Blog, チェコ
あまりにも美しすぎた街
チェスキークルムロフ。
言わずと知れた「世界一美しい街」。
「死ぬまでに一度は見たい〜」シリーズ常連。
チェコが誇るリーサルウエポン。
今でこそ華々しく開花しているこの街だけど、実はとても切ない歴史を持っている。
中世の時代、チェスキークルムロフは手工業と交易の街として栄え、チェコ系住民とドイツ系住民が居住する地区だった。
しかし19世紀の民族統一運動の高まりによって 共存関係は崩壊し、第二次大戦後に旧チェコスロバキア領となってからは、街のドイツ人たちは市民権と私有財産を剥奪され、この地から追放されてしまった。
こうして住民の大部分を失った街は荒廃の一途を辿り、一時は オーストリアの画家シーレが「死の街」と表現したほどだったという。
この話で思い出したのは、岩明均作「ヘウレーカ」(漫画)だ。
作中では、古代ローマ時代のシチリアのシラクサにおいて、カルタゴの扇動により対ローマ意識を高めたシラクサ人たちが、突然ローマ人を迫害してしまう。

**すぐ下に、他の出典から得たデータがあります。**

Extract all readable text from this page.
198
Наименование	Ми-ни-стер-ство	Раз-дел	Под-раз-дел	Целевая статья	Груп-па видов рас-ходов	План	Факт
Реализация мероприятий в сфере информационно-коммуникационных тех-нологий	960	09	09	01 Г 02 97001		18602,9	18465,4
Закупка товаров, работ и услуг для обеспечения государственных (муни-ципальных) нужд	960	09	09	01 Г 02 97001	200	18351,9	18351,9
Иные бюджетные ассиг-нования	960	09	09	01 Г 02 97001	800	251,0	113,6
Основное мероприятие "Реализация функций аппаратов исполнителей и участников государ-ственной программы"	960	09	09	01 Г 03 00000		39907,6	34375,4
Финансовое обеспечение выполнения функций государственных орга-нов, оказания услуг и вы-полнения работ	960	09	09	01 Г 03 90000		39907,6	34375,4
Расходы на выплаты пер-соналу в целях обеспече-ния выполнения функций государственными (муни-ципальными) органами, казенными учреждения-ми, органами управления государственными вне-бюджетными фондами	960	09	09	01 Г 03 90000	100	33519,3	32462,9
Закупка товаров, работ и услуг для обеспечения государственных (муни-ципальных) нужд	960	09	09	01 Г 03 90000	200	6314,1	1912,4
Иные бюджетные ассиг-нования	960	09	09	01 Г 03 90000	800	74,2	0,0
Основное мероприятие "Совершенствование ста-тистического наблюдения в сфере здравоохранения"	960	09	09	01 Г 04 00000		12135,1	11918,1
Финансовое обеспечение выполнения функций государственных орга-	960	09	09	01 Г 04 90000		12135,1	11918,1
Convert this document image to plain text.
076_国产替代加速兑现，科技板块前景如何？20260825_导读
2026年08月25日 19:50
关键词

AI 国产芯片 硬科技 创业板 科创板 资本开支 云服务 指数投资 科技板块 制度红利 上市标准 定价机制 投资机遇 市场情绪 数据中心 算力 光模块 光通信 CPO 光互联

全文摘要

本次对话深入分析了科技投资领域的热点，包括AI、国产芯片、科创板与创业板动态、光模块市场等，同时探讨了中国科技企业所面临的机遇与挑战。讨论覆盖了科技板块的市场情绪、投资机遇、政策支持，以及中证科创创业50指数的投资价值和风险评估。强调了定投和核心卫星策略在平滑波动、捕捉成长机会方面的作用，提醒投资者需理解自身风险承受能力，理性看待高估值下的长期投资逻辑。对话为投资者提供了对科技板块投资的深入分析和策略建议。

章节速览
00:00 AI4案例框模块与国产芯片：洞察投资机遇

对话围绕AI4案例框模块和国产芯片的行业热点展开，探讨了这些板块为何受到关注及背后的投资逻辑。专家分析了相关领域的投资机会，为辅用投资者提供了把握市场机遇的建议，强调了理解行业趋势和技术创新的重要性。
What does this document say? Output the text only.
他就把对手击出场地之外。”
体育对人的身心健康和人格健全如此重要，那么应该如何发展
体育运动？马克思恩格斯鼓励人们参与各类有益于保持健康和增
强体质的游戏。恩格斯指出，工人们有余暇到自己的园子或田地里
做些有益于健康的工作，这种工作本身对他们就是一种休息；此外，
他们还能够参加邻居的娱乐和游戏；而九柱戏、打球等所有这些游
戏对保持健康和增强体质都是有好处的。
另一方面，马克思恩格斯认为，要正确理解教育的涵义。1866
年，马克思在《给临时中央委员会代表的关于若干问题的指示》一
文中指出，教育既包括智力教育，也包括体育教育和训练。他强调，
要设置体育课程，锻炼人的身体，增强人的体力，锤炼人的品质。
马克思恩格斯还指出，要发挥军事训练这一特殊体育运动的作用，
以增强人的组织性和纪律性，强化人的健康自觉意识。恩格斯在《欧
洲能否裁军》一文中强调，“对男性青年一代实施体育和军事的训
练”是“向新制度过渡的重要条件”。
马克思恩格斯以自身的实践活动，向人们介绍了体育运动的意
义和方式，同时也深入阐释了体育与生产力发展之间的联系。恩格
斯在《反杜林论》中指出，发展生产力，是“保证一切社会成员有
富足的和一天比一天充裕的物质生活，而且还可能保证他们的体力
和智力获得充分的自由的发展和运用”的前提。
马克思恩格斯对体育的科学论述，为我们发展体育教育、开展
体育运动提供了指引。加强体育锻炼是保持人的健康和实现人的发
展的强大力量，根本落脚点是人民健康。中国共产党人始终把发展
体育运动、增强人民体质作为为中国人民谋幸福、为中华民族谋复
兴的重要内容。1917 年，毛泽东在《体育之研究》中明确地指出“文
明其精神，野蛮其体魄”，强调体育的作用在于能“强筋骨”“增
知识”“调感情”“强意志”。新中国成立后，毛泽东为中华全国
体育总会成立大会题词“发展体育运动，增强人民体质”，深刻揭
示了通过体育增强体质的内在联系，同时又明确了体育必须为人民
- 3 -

つい昨日まで隣人として共に泣き笑い、共に生活を営んでいたにもかかわらずだ。
こういったことは、きっと時代や地域を問わずたくさん起こってきたんだろうと思う。
歴史の表舞台では国単位の政治面の動きにだけ着目しがちだけど、その都度まさに「生活」に致命的影響を受けてきたのは、現場で暮らす一般市民だった。
特に民族統一運動の流れの中では、誰かが何かの意図で定めた「境界線」に利害を持たず、どちら側にも属さない人たちもたくさんいたはずだ。
大切な家族や友人を、突然「向こう側」に追いやられた人たち。
でもその存在が語られる機会は今だに少ない。
チェスキークルムロフに当時からの美しい景観が維持されているのは、この「荒廃の期間」に近代化の波を受けず放置されていたためだと言うから、なんだか皮肉な話だ。
さて、そんな歴史を持つチェスキークルムロフには、プラハからバスで向かいます。
行き方はこちらのサイトを参考にさせていただきました。わかりやすい!
プラハから約3時間で終点の「Český Krumlov AN」に到着。
高台のバス停から少し下ると、チェスキークルムロフの旧市街が眼下に広がる。
さすがチェコのリーサルウエポン…!
まだ街に入ってすらいないのに、この時点でもう聞きしに勝る破壊力!
高台から下りて橋を渡って旧市街に入る。
すごい、信じられない。
本当に絵本の世界だ。
思わず目をゴシゴシ擦りたくなるほどの。
旧市街はとても小さかった。
道の数も多くないので、あっという間に全体を周りきってしまう。
例によって上の方に登ってみることにした。
フォトジェニックにも程があるわ!
なんかいっそムカついてきた(←)
続いて城の方へ。
上から見ると、建物の高低差、屋根屋根の配色、川や山の位置が絶妙すぎることに気づく。
本当に人間がつくったのか?
「実はものすごくでかい巨人が、手で上から一つ一つ建物を配置していったんだよ」って言われた方がしっくりくる。
広大な敷地の庭園に出た。
観光客で賑やかな旧市街とは対照的に、
風の音しか聞こえない静かな空間だった。
とっても素敵な庭園。
かつて訪れてきた庭園の中で、一番胸に迫るものがあった。
すごく広い敷地面積なのに、隅々まで丁寧に手入れされているようだった。
この広大な庭を美しく維持するのはさぞ大変だろうと思う。
色とりどりの花がランダムに植えてある。
まるでブーケのような花壇
秋に来て良かったと思わされた。
でもきっと他の季節も綺麗なんだろうなー
なんか、でも、
やっぱり、あれですね。
こういうところ来ると、
1人が淋しくなるね(´Д` )
周りみんなグループなんだもん。
あっという間に帰りのバスの時間が来て、再び3時間かけてプラハに戻った。
本当に絵本のように美しい街だった。
あまりにも美しすぎた。
切なさが際立ってしまうほどに。